In Antarctica, the detector has found some extremely energetic neutrinos (hooray!) — but not the answers they were hoping for (yet). “There was an idea that once we found these neutrinos, we’d solve this mystery,” Adams says. But it hasn’t been that easy. “Now we’ve detected many neutrinos — in the order of 100 that we can say for sure come from high-energy astrophysical processes [rather than from the sun] — but when we look at where they’re coming from, they don’t seem to be lining up with any known objects,” like supermassive black holes, supernova remnants, blazars, or active galactic nuclei, she says. Which means there’s much more searching to do. “There are actually not many neutrinos from high-energy astrophysical objects, and there’s probably more than one type of object that these neutrinos are coming from so that makes it difficult to find a correlation with objects — because you have to get enough neutrinos from a certain type of object,” she says.

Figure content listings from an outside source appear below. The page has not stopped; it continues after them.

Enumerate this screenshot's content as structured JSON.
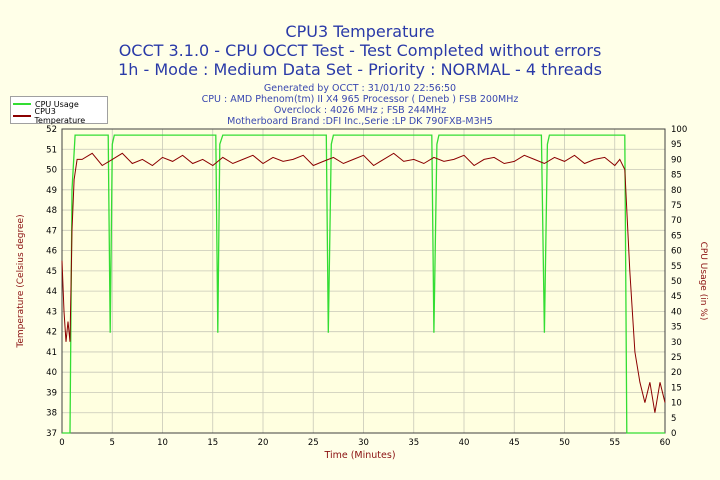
{
  "header": {
    "title": "CPU3 Temperature",
    "line2": "OCCT 3.1.0 - CPU OCCT Test - Test Completed without errors",
    "line3": "1h - Mode : Medium Data Set - Priority : NORMAL - 4 threads",
    "info": [
      "Generated by OCCT : 31/01/10 22:56:50",
      "CPU : AMD Phenom(tm) II X4 965 Processor ( Deneb ) FSB 200MHz",
      "Overclock : 4026 MHz ; FSB 244MHz",
      "Motherboard Brand :DFI Inc.,Serie :LP DK 790FXB-M3H5"
    ]
  },
  "chart_data": {
    "type": "line",
    "title": "CPU3 Temperature",
    "xlabel": "Time (Minutes)",
    "ylabel_left": "Temperature (Celsius degree)",
    "ylabel_right": "CPU Usage (in %)",
    "xlim": [
      0,
      60
    ],
    "ylim_left": [
      37,
      52
    ],
    "ylim_right": [
      0,
      100
    ],
    "x_ticks": [
      0,
      5,
      10,
      15,
      20,
      25,
      30,
      35,
      40,
      45,
      50,
      55,
      60
    ],
    "y_left_ticks": [
      37,
      38,
      39,
      40,
      41,
      42,
      43,
      44,
      45,
      46,
      47,
      48,
      49,
      50,
      51,
      52
    ],
    "y_right_ticks": [
      0,
      5,
      10,
      15,
      20,
      25,
      30,
      35,
      40,
      45,
      50,
      55,
      60,
      65,
      70,
      75,
      80,
      85,
      90,
      95,
      100
    ],
    "grid": true,
    "legend_placement": "top-left",
    "series": [
      {
        "name": "CPU Usage",
        "axis": "right",
        "color": "#33dd33",
        "x": [
          0,
          0.8,
          1.0,
          1.3,
          1.5,
          4.6,
          4.8,
          5.0,
          5.2,
          6.0,
          15.3,
          15.5,
          15.7,
          16.0,
          26.3,
          26.5,
          26.8,
          27.0,
          36.8,
          37.0,
          37.3,
          37.5,
          47.7,
          48.0,
          48.3,
          48.5,
          56.0,
          56.2,
          56.5,
          60
        ],
        "values": [
          0,
          0,
          80,
          98,
          98,
          98,
          33,
          95,
          98,
          98,
          98,
          33,
          95,
          98,
          98,
          33,
          95,
          98,
          98,
          33,
          95,
          98,
          98,
          33,
          95,
          98,
          98,
          0,
          0,
          0
        ]
      },
      {
        "name": "CPU3 Temperature",
        "axis": "left",
        "color": "#8b0000",
        "x": [
          0,
          0.2,
          0.4,
          0.6,
          0.8,
          1.0,
          1.2,
          1.5,
          2,
          3,
          4,
          5,
          6,
          7,
          8,
          9,
          10,
          11,
          12,
          13,
          14,
          15,
          16,
          17,
          18,
          19,
          20,
          21,
          22,
          23,
          24,
          25,
          26,
          27,
          28,
          29,
          30,
          31,
          32,
          33,
          34,
          35,
          36,
          37,
          38,
          39,
          40,
          41,
          42,
          43,
          44,
          45,
          46,
          47,
          48,
          49,
          50,
          51,
          52,
          53,
          54,
          55,
          55.5,
          56,
          56.5,
          57,
          57.5,
          58,
          58.5,
          59,
          59.5,
          60
        ],
        "values": [
          45.5,
          43,
          41.5,
          42.5,
          41.5,
          47,
          49.5,
          50.5,
          50.5,
          50.8,
          50.2,
          50.5,
          50.8,
          50.3,
          50.5,
          50.2,
          50.6,
          50.4,
          50.7,
          50.3,
          50.5,
          50.2,
          50.6,
          50.3,
          50.5,
          50.7,
          50.3,
          50.6,
          50.4,
          50.5,
          50.7,
          50.2,
          50.4,
          50.6,
          50.3,
          50.5,
          50.7,
          50.2,
          50.5,
          50.8,
          50.4,
          50.5,
          50.3,
          50.6,
          50.4,
          50.5,
          50.7,
          50.2,
          50.5,
          50.6,
          50.3,
          50.4,
          50.7,
          50.5,
          50.3,
          50.6,
          50.4,
          50.7,
          50.3,
          50.5,
          50.6,
          50.2,
          50.5,
          50.0,
          45,
          41,
          39.5,
          38.5,
          39.5,
          38,
          39.5,
          38.5
        ]
      }
    ]
  }
}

The IceCube deployment took place during summer months at the South Pole, from January 2005 to December 2010. In order to efficiently use all 24 hours of daylight, drilling and deployment crews work in shifts around the clock. Photo: IceCube/NSF

Still, significant discoveries have been made in the deep South. Researchers have “caught” the highest-energy neutrinos ever detected. They’re working with LIGO — the lab that confirmed the existence of gravitational waves — to search for neutrino emissions from colliding black holes. They’ve inspired NASA to go on the hunt for the birthplace of one of their most famous neutrinos — nicknamed Big Bird — and the NASA team thinks it might have a prime suspect: an unusually bright galaxy called PKS B1424-418. “We know something’s out there producing these tremendously high-energy particles,” Madsen says, “but still we don’t know where, or how, they are getting these high energies. It’s almost like someone’s stealing all your money and all you know is that your money is gone — you don’t know who is doing it, how they are doing it or where they are.”

IceCube researchers think we can find out where these cosmic rays come from — and that we can learn more about these elusive particles along the way. Here are just a few reasons to keep an eye on neutrinos: Scientists believe understanding them could help us figure out why matter won out over antimatter (neutrinos may be their own antiparticle), what exactly happens inside a star as it explodes (neutrinos are amazing escape artists that can get out of places from which nothing else can escape, like supernovas and the core of our sun), and what is going on outside of the Milky Way galaxy (neutrinos may be our guide to intergalactic energy powerhouses). “Something is managing to accelerate these particles to much higher energies than we can on Earth,” Adams says, “and at the moment we don’t even know where in the universe this is happening or what kind of object is doing that. IceCube is a way to understand the highest-energy processes in the universe, and neutrinos are key to that.”